Esta persecución, tanta lanzada, serán, sin duda, consecuencia de un odio, en cuyo interior ha de latir el miedo y la inseguridad, nacidos de algún complejo mal resuelto. Una pulsión vengativa capaz de envenenar cualquier relación personal y que, en el espacio público, se convierte en un mal colectivo.

Sufrimos, todos, un problema de agresividad fomentada desde el poder Ejecutivo y jaleada por quienes lo apoyan desde los medios, públicos y privados, donde la independencia profesional, en lo que se refiere a la sedicente información política, hace tiempo que dio paso a la militancia, a la tergiversación y a la mentira. Un caldo de cultivo parcial, cerrado y peligroso, cuyos ancestros pueden rastrearse en la prensa sectaria de los años treinta, la cual, en circunstancias mucho más angustiosas que las de hoy, ayudó en toda Europa a que se produjera el choque de trenes y la tragedia consiguiente. Los principios informativos y los códigos deontológicos, asumidos por la prensa democrática después de la Segunda Guerra, parecen destinados en España a ser enterrados bajo la losa del olvido.

Porque, ésa es otra, se nos fuerza también, alternativamente, a la amnesia y a la tergiversación histórica. Desde Felipe II a nuestros días, pasando por Cánovas y por Azaña, todo lo sucedido en España, según la versión que se quiere imponer, estaba destinado a este final feliz del Gobierno actual, síntesis de todas las buenas ideas del pasado y del presente sin mácula de las malas.

No es extraño que quien se niega a recordar (y a que se le recuerde) su pasado inmediato, quiera escribir a su gusto una Historia inventada. Aspire al adanismo fundacional, cuyo ayer (los gobiernos socialistas) no está compuesto sino de tinieblas. Un embuste que en manos de los embaucadores pretende imponerse por el procedimiento de la repetición y la mordaza sobre el discrepante. Todos tenemos un pasado individual y colectivo, y la obligación de asumirlo y, en su caso, defenderlo con decencia intelectual.

No se trata tan sólo de vindicar unos hechos y unas personas, cuya dignidad pública es fácilmente comprobable; también conviene llamar la atención acerca de las palabras, cuyo mal uso las vuelve estériles, cuando no belicosas. Al fin y al cabo, todas las perversiones políticas que en el mundo han sidocomenzaron con otra perversión originaria. La de las palabras. Una sociedad que renuncia al verbo como doble instrumento para comunicarse y para buscar la verdad está abocada a caer en manos de cualquier demagogo.

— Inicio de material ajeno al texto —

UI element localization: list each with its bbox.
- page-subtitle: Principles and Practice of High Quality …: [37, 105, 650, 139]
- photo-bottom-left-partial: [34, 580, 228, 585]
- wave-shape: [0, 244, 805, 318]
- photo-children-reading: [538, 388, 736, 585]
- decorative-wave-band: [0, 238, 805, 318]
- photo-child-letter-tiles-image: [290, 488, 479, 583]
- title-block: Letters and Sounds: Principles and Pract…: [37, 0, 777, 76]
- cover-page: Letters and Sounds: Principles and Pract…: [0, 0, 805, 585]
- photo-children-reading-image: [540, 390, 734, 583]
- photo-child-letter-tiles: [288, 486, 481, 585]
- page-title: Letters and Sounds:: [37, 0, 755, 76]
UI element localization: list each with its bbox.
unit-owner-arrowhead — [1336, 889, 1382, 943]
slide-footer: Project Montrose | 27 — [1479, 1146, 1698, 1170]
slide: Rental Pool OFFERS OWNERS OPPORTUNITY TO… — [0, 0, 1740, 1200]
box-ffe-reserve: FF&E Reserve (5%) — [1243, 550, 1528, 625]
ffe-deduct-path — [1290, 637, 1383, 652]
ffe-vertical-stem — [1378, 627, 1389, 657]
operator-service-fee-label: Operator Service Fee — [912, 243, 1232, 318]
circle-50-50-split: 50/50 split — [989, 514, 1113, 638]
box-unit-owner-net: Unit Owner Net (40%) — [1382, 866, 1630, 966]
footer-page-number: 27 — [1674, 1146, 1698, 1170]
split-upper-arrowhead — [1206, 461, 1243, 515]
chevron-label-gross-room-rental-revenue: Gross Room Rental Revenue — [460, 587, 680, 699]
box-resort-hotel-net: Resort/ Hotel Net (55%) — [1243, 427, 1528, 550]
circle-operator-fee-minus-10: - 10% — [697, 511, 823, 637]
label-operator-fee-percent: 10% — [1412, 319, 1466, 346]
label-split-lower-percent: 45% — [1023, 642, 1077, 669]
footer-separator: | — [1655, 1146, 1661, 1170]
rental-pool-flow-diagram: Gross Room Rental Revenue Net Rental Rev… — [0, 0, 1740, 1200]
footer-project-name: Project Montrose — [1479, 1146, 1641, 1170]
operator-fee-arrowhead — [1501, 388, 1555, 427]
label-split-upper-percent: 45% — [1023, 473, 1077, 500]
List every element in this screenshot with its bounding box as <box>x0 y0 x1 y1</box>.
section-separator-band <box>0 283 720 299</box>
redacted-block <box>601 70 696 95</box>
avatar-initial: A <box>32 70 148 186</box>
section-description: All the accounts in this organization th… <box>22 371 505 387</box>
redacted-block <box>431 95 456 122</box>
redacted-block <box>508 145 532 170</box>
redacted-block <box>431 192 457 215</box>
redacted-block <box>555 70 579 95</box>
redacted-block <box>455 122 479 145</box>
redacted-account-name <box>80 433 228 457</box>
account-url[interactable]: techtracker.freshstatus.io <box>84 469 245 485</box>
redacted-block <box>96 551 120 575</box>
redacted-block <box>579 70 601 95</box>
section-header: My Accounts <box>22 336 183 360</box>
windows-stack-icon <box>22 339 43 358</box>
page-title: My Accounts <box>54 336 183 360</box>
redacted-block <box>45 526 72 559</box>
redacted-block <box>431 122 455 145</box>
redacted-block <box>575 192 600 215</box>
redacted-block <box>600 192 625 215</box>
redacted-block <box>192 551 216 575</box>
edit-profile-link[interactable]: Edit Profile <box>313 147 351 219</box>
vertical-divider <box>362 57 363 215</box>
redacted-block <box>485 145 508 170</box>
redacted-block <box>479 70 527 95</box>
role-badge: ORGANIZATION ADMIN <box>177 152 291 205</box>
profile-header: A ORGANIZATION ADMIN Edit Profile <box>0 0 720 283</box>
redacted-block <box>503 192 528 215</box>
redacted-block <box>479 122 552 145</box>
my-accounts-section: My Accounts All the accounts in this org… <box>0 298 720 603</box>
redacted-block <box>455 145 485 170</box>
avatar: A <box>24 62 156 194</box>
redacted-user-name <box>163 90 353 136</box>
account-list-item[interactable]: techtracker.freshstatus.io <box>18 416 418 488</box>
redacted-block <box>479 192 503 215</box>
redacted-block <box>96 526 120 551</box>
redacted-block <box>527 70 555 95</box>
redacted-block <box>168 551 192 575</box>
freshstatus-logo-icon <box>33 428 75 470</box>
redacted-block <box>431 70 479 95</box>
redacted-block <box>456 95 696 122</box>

La izquierda, ahora en la oposición, y los intelectuales, cualquiera que sea el grupo humano que pueda acogerse bajo un concepto tan lábil, tienen, entre otras y a mi juicio, la obligación moral y política de no achantarse, de resistir estos embates sectarios y reclamar (trabajando) unas relaciones entre grupos y entre personas que no se vean permanentemente contaminadas bajo el abuso de una fuerza para la cual, tantas veces, la razón poco importa.

La conveniencia o el miedo a ser despellejado sin posibilidad de defensa mediante el abuso avasallador de los palmeros gubernamentales no deben ser suficiente argumento para refugiarse en el silencio. Un silencio que se quiere imponer redactando la agenda pública y decretando lo que es 'políticamente correcto'. Ya se escribió hace siglos, pero conviene recordarlo, aunque resulte algo retórico: 'Que el corazón entero y generoso / al caso adverso inclinará la frente / antes que la rodilla al poderoso'.

Joaquín Leguina es diputado socialista y estadístico.